David Rose responded to a Halliday quote on Bernstein's code posted by ChRIS CLÉiRIGh on sys-func on 3/8/22 at 13:49:
The complexity of relations between code, register and language seems to be resolving with studies in individuation, such as this paper of yours...
Martin, J. R., Zappavigna, M., Dwyer, P., & Cléirigh, C. (2013). Users in uses of language: embodied identity in Youth Justice Conferencing. Text & Talk, 33(4-5), 467-496.
Blogger Comments:
[1] This is not the case, as demonstrated below.
[2] To be clear, Martin is responsible for the misunderstandings (see below) in this paper. Cléirigh's contribution was to provide the model of body language that Martin & Zappavigna (2019) rebranded as their model of paralanguage. Evidence here.
[3] To be clear, Martin's model of individuation confuses an elaboration relation within language with an extension relation between language users. To explain:
Firstly, in this context, Bernstein's notion of reservoir and repertoire refer to the language of users, not to the language users themselves. The two differ in terms of order of experience: a language user is a first-order phenomenon, whereas the language that a user projects is a second-order phenomenon (metaphenomenon).
Secondly, the relation between reservoir and repertoire is elaboration, since varying repertoires are different subtypes of a reservoir, whereas an affiliation relation between language users, as association, is a subtype of extension (Halliday & Matthiessen 1999: 146).
[4] To be clear, Martin's Figure 4 takes the fundamental confusions outlined above and adds to them. On the one hand, if Bernstein's distinction is viewed as a cline of individuation, then in SFL terms, the cline is
reservoir — reservoir subpotential/repertoire type — repertoire
where each point on the cline is the stratal hierarchy of systems
context — semantics — lexicogrammar — phonology.
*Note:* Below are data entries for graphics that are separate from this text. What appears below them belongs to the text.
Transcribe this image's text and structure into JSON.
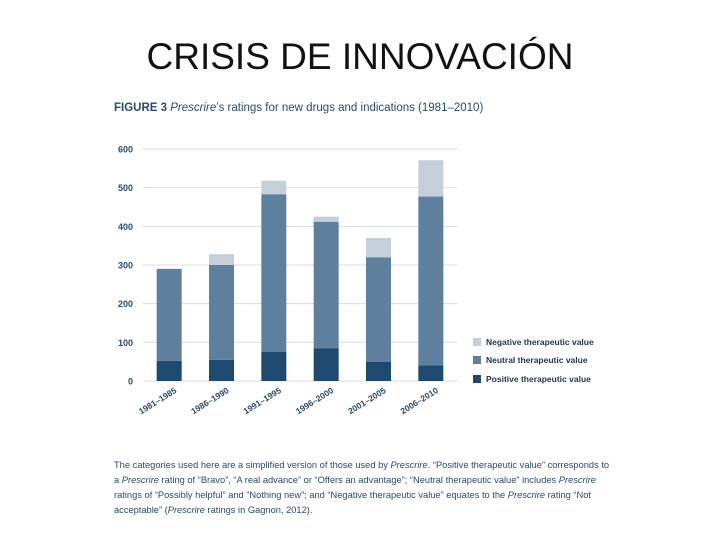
{
  "slide": {
    "title": "CRISIS DE INNOVACIÓN"
  },
  "figure": {
    "label": "FIGURE 3",
    "title_italic": "Prescrire",
    "title_rest": "’s ratings for new drugs and indications (1981–2010)"
  },
  "caption": {
    "s1": "The categories used here are a simplified version of those used by ",
    "s2": "Prescrire",
    "s3": ". “Positive therapeutic value” corresponds to a ",
    "s4": "Prescrire",
    "s5": " rating of “Bravo”, “A real advance” or “Offers an advantage”; “Neutral therapeutic value” includes ",
    "s6": "Prescrire",
    "s7": " ratings of “Possibly helpful” and “Nothing new”; and “Negative therapeutic value” equates to the ",
    "s8": "Prescrire",
    "s9": " rating “Not acceptable” (",
    "s10": "Prescrire",
    "s11": " ratings in Gagnon, 2012)."
  },
  "chart_data": {
    "type": "bar",
    "stacked": true,
    "categories": [
      "1981–1985",
      "1986–1990",
      "1991–1995",
      "1996–2000",
      "2001–2005",
      "2006–2010"
    ],
    "series": [
      {
        "name": "Positive therapeutic value",
        "values": [
          52,
          55,
          75,
          85,
          50,
          40
        ],
        "color": "#1d4a6e"
      },
      {
        "name": "Neutral therapeutic value",
        "values": [
          238,
          245,
          408,
          327,
          270,
          437
        ],
        "color": "#5f7f9e"
      },
      {
        "name": "Negative therapeutic value",
        "values": [
          0,
          28,
          35,
          13,
          50,
          94
        ],
        "color": "#c5cfd9"
      }
    ],
    "yticks": [
      0,
      100,
      200,
      300,
      400,
      500,
      600
    ],
    "ylim": [
      0,
      600
    ],
    "grid": true,
    "legend": "right",
    "legend_order": [
      "Negative therapeutic value",
      "Neutral therapeutic value",
      "Positive therapeutic value"
    ]
  }
}
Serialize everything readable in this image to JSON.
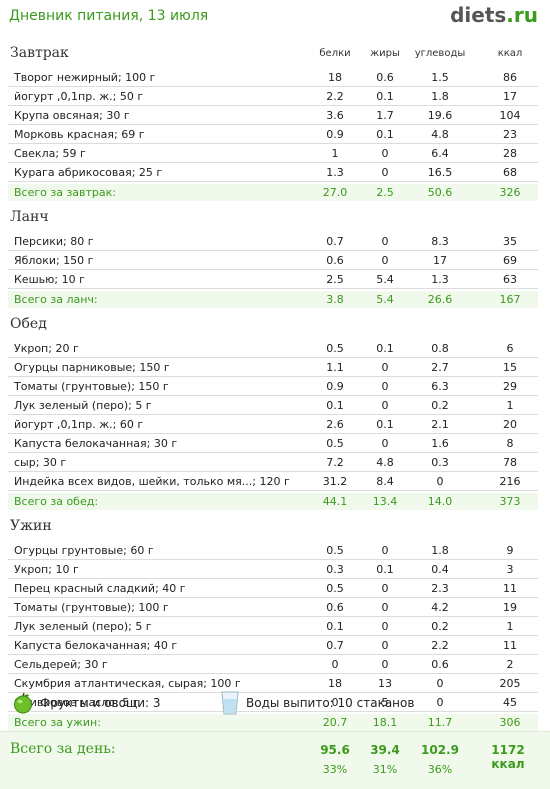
{
  "header": {
    "title": "Дневник питания, 13 июля",
    "logo_main": "diets",
    "logo_tld": ".ru"
  },
  "columns": [
    "белки",
    "жиры",
    "углеводы",
    "ккал"
  ],
  "meals": [
    {
      "name": "Завтрак",
      "items": [
        [
          "Творог нежирный; 100 г",
          "18",
          "0.6",
          "1.5",
          "86"
        ],
        [
          "йогурт ,0,1пр. ж.; 50 г",
          "2.2",
          "0.1",
          "1.8",
          "17"
        ],
        [
          "Крупа овсяная; 30 г",
          "3.6",
          "1.7",
          "19.6",
          "104"
        ],
        [
          "Морковь красная; 69 г",
          "0.9",
          "0.1",
          "4.8",
          "23"
        ],
        [
          "Свекла; 59 г",
          "1",
          "0",
          "6.4",
          "28"
        ],
        [
          "Курага абрикосовая; 25 г",
          "1.3",
          "0",
          "16.5",
          "68"
        ]
      ],
      "total": [
        "Всего за завтрак:",
        "27.0",
        "2.5",
        "50.6",
        "326"
      ]
    },
    {
      "name": "Ланч",
      "items": [
        [
          "Персики; 80 г",
          "0.7",
          "0",
          "8.3",
          "35"
        ],
        [
          "Яблоки; 150 г",
          "0.6",
          "0",
          "17",
          "69"
        ],
        [
          "Кешью; 10 г",
          "2.5",
          "5.4",
          "1.3",
          "63"
        ]
      ],
      "total": [
        "Всего за ланч:",
        "3.8",
        "5.4",
        "26.6",
        "167"
      ]
    },
    {
      "name": "Обед",
      "items": [
        [
          "Укроп; 20 г",
          "0.5",
          "0.1",
          "0.8",
          "6"
        ],
        [
          "Огурцы парниковые; 150 г",
          "1.1",
          "0",
          "2.7",
          "15"
        ],
        [
          "Томаты (грунтовые); 150 г",
          "0.9",
          "0",
          "6.3",
          "29"
        ],
        [
          "Лук зеленый (перо); 5 г",
          "0.1",
          "0",
          "0.2",
          "1"
        ],
        [
          "йогурт ,0,1пр. ж.; 60 г",
          "2.6",
          "0.1",
          "2.1",
          "20"
        ],
        [
          "Капуста белокачанная; 30 г",
          "0.5",
          "0",
          "1.6",
          "8"
        ],
        [
          "сыр; 30 г",
          "7.2",
          "4.8",
          "0.3",
          "78"
        ],
        [
          "Индейка всех видов, шейки, только мя...; 120 г",
          "31.2",
          "8.4",
          "0",
          "216"
        ]
      ],
      "total": [
        "Всего за обед:",
        "44.1",
        "13.4",
        "14.0",
        "373"
      ]
    },
    {
      "name": "Ужин",
      "items": [
        [
          "Огурцы грунтовые; 60 г",
          "0.5",
          "0",
          "1.8",
          "9"
        ],
        [
          "Укроп; 10 г",
          "0.3",
          "0.1",
          "0.4",
          "3"
        ],
        [
          "Перец красный сладкий; 40 г",
          "0.5",
          "0",
          "2.3",
          "11"
        ],
        [
          "Томаты (грунтовые); 100 г",
          "0.6",
          "0",
          "4.2",
          "19"
        ],
        [
          "Лук зеленый (перо); 5 г",
          "0.1",
          "0",
          "0.2",
          "1"
        ],
        [
          "Капуста белокачанная; 40 г",
          "0.7",
          "0",
          "2.2",
          "11"
        ],
        [
          "Сельдерей; 30 г",
          "0",
          "0",
          "0.6",
          "2"
        ],
        [
          "Скумбрия атлантическая, сырая; 100 г",
          "18",
          "13",
          "0",
          "205"
        ],
        [
          "Оливковое масло; 5 г",
          "0",
          "5",
          "0",
          "45"
        ]
      ],
      "total": [
        "Всего за ужин:",
        "20.7",
        "18.1",
        "11.7",
        "306"
      ]
    }
  ],
  "extras": {
    "fruits_label": "Фрукты и овощи: 3",
    "water_label": "Воды выпито: 10 стаканов",
    "fruits_icon": "apple-icon",
    "water_icon": "water-glass-icon"
  },
  "day_total": {
    "label": "Всего за день:",
    "values": [
      "95.6",
      "39.4",
      "102.9",
      "1172 ккал"
    ],
    "percents": [
      "33%",
      "31%",
      "36%"
    ]
  },
  "colors": {
    "accent": "#3a9b1c",
    "total_bg": "#f1f9ec"
  }
}
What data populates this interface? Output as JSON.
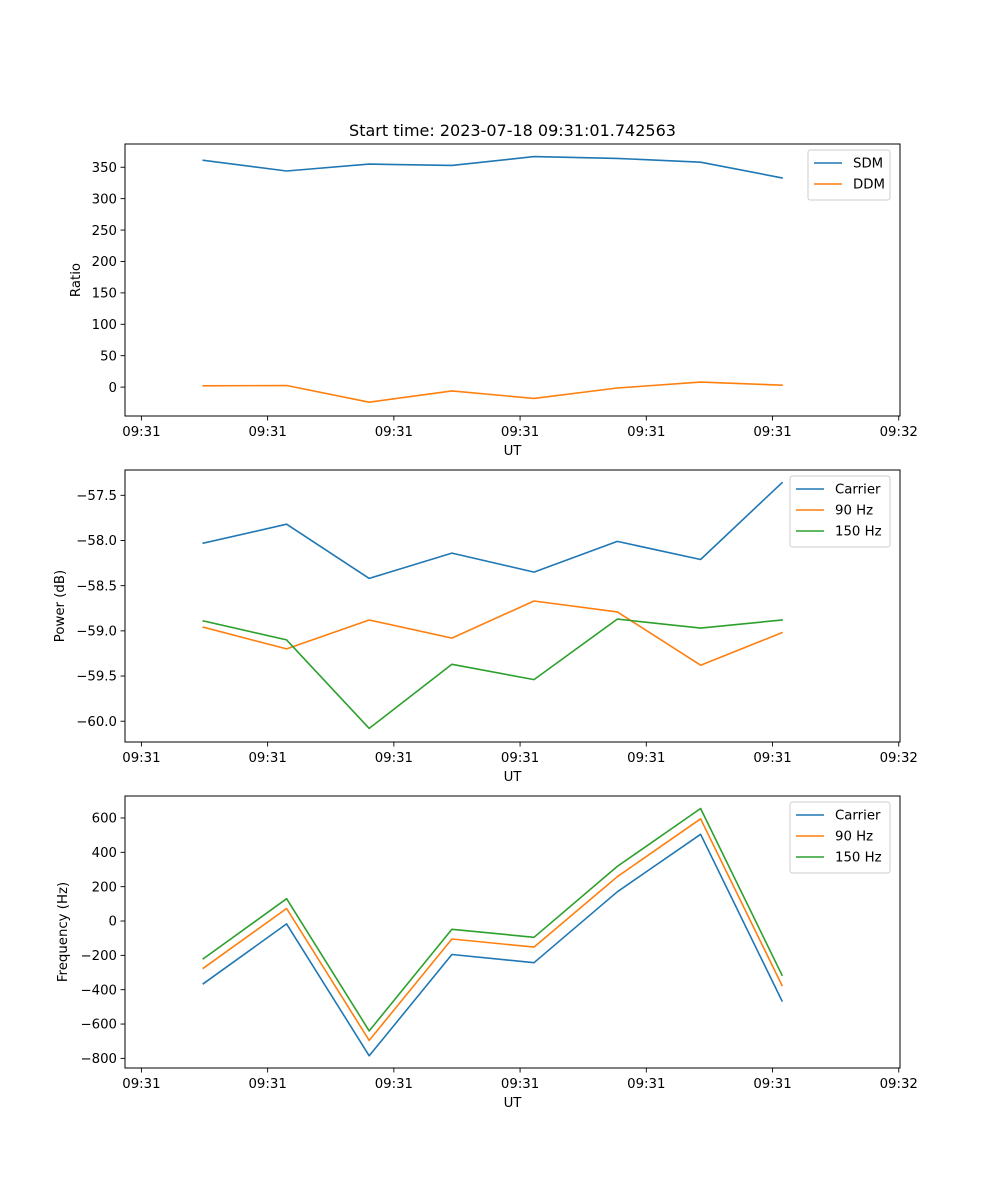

On the other hand, Figure 4
- treats a persona (a language user) as an individuation of culture (context potential);
- inserts a subtype (master identity) between culture and its named subtype (subculture);
- models affiliation as an elaborating relation between persona and culture, instead of an extending relation perpendicular to the cline (between personas, between subcultures etc.)
∞
For Halliday's distinction between socio-semiotic meaner and social persona, and Lemke's (1995) examination of the 'notion of the individual human subject', see Halliday & Matthiessen (1999: 610-1).